Law Firm Calls For Increased Awareness Of Deadly Meningitis Disease

Law Firm Calls For Increased Awareness Of Deadly Meningitis Disease


Medical law specialists from Irwin Mitchell solicitors are backing a national campaign to raise awareness of the deadly disease, meningitis.

The law firm is supporting National Meningitis Awareness Week, which runs from Monday 20th to 26th September and is being organised by the Meningitis Research Foundation.

Ahead of this year's awareness week, Anita Jewitt, medical law expert at Irwin Mitchell's South East office, said: "Our Medical Law team sadly handles a number of cases where meningitis has not been diagnosed or treated quickly enough, resulting in severe disability or in the most tragic of cases, the death of a patient.

"Time is of the essence, and we have found that all too often the delay results in extremely serious and devastating injuries.

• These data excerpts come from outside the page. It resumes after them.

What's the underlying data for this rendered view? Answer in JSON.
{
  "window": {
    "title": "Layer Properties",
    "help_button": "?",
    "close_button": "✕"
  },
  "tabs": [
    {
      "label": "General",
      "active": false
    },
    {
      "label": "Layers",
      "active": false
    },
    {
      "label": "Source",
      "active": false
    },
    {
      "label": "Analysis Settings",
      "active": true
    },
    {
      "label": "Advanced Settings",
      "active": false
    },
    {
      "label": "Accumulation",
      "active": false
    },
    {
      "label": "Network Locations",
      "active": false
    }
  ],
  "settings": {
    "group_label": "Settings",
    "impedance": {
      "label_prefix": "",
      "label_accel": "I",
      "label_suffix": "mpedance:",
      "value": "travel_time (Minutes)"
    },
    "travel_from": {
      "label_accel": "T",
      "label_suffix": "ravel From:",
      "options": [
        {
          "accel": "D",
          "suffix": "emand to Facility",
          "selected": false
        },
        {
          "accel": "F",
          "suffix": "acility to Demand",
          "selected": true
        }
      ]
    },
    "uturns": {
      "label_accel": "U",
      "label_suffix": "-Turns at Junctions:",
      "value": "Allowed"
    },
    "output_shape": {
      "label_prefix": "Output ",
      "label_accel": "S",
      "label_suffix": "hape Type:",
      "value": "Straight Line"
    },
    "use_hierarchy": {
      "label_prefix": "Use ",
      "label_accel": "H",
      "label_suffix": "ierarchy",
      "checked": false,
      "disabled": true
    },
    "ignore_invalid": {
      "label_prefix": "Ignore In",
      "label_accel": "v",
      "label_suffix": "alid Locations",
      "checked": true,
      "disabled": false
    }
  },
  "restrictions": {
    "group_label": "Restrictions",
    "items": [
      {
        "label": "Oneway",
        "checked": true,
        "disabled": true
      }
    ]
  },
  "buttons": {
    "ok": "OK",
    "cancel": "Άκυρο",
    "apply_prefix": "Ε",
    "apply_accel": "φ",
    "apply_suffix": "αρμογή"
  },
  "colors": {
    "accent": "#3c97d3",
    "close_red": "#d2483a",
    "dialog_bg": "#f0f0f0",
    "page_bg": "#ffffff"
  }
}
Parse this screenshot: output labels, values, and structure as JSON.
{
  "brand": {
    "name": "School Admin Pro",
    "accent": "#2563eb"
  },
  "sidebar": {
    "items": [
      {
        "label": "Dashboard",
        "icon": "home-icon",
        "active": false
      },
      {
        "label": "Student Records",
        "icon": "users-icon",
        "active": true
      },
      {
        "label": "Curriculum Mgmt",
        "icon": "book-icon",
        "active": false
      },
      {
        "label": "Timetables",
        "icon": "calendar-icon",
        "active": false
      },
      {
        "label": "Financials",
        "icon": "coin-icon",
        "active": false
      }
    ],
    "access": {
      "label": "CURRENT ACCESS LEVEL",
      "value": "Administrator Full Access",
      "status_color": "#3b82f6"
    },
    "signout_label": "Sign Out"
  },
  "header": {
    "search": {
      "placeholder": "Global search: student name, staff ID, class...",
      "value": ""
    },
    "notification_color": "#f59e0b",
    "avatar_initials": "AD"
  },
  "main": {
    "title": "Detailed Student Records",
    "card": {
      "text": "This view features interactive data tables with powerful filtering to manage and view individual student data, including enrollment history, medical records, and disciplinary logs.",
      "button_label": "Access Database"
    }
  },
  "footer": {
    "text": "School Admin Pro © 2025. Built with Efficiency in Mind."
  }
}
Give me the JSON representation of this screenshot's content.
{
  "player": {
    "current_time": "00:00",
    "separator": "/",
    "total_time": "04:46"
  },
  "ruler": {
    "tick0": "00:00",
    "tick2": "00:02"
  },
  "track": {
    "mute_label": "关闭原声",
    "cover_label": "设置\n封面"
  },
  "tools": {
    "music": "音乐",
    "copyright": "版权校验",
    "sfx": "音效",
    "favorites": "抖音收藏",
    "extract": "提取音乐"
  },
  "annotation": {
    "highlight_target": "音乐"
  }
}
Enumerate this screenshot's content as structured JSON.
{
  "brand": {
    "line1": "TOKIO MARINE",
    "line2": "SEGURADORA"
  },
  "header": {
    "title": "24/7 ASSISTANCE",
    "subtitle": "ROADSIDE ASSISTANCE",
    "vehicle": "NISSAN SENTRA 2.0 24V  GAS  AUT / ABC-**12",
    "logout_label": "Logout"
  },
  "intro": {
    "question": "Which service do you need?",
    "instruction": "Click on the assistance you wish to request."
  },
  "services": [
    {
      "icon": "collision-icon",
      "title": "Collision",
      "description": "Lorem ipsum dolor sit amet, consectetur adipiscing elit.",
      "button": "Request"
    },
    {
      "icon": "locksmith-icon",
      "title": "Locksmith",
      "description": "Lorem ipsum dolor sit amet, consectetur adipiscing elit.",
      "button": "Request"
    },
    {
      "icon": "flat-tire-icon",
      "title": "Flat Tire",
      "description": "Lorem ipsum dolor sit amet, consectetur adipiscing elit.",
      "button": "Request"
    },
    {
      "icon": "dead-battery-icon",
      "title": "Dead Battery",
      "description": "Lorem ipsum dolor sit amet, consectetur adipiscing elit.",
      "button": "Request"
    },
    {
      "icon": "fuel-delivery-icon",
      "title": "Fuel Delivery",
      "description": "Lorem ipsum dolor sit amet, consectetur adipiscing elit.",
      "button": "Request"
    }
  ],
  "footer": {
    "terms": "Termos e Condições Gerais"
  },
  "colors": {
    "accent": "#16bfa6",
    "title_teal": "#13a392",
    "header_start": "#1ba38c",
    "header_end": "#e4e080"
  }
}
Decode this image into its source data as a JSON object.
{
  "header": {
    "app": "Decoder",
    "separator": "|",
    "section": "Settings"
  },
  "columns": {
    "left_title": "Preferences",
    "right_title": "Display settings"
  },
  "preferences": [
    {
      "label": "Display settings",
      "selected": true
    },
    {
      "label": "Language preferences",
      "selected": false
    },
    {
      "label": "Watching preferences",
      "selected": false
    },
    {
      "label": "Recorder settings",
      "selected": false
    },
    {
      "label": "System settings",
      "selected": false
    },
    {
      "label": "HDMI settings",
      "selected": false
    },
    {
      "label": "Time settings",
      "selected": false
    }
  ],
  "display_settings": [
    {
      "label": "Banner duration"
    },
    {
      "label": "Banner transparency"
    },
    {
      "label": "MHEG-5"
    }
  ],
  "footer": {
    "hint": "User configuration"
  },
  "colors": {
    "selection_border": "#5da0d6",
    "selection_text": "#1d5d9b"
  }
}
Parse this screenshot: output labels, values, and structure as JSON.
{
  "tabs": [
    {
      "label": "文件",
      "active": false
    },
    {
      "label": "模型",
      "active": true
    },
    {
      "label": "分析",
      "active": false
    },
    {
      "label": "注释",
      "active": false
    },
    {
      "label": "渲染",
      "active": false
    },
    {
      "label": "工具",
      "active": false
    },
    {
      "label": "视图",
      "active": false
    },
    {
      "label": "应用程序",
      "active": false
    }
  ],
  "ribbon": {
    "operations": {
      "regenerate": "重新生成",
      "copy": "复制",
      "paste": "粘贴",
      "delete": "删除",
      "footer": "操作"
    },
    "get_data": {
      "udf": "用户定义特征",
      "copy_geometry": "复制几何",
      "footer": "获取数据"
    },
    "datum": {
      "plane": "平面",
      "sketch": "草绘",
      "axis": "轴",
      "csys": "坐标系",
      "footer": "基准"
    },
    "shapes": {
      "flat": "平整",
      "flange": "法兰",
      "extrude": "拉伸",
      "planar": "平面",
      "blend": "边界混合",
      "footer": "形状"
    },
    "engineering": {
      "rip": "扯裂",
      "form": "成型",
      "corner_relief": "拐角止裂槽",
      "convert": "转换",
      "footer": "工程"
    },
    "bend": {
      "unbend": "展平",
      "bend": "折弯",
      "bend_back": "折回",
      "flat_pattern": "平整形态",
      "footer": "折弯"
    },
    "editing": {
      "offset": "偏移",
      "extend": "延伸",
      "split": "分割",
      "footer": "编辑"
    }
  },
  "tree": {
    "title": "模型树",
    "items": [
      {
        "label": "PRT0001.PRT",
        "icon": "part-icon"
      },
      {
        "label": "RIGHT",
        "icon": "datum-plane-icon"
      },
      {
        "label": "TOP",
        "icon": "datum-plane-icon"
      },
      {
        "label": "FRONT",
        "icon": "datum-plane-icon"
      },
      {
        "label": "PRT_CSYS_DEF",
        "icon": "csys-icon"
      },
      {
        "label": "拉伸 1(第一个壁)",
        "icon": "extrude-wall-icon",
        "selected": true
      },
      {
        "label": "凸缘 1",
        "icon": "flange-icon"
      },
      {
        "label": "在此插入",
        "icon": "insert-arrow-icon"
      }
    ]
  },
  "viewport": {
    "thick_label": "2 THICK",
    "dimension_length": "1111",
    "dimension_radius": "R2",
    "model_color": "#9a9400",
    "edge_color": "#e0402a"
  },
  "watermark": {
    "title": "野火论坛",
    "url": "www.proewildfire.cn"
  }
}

"Among the many cases we handle here at Irwin Mitchell I have personally represented a child who lost both arms and both legs because of this terrible disease. This has left her needing medical care for the rest of her life, and assistance to do the simplest of day to day chores.

"The medical evidence is clear that, with early enough treatment, patients can make a full recovery.  We fully support Meningitis Awareness week and support any campaign to raise awareness that can help stop the same thing from happening again."

Evidence suggests that cases of meningitis and septicaemia tend to peak during the Autumn and Winter months so the MRF’s awareness week is a particularly important time to remind people about the devastating effects of  this disease.

"The symptoms of meningitis are not always easy to spot, although tell-tale signs - such as a rash which does not disappear when a glass is pressed against the skin (the tumbler test,) a stiff neck, temperature, lethargy and an aversion to bright lights - are all well documented.  However, a rash is not always present and so it is important to seek early medical advice if you are concerned." she added.

"It is vital that these symptoms are not forgotten or overlooked. In most cases early intervention can quite literally save a life. However, we continue to deal with families who did not receive prompt treatment, leading to catastrophic and tragic consequences."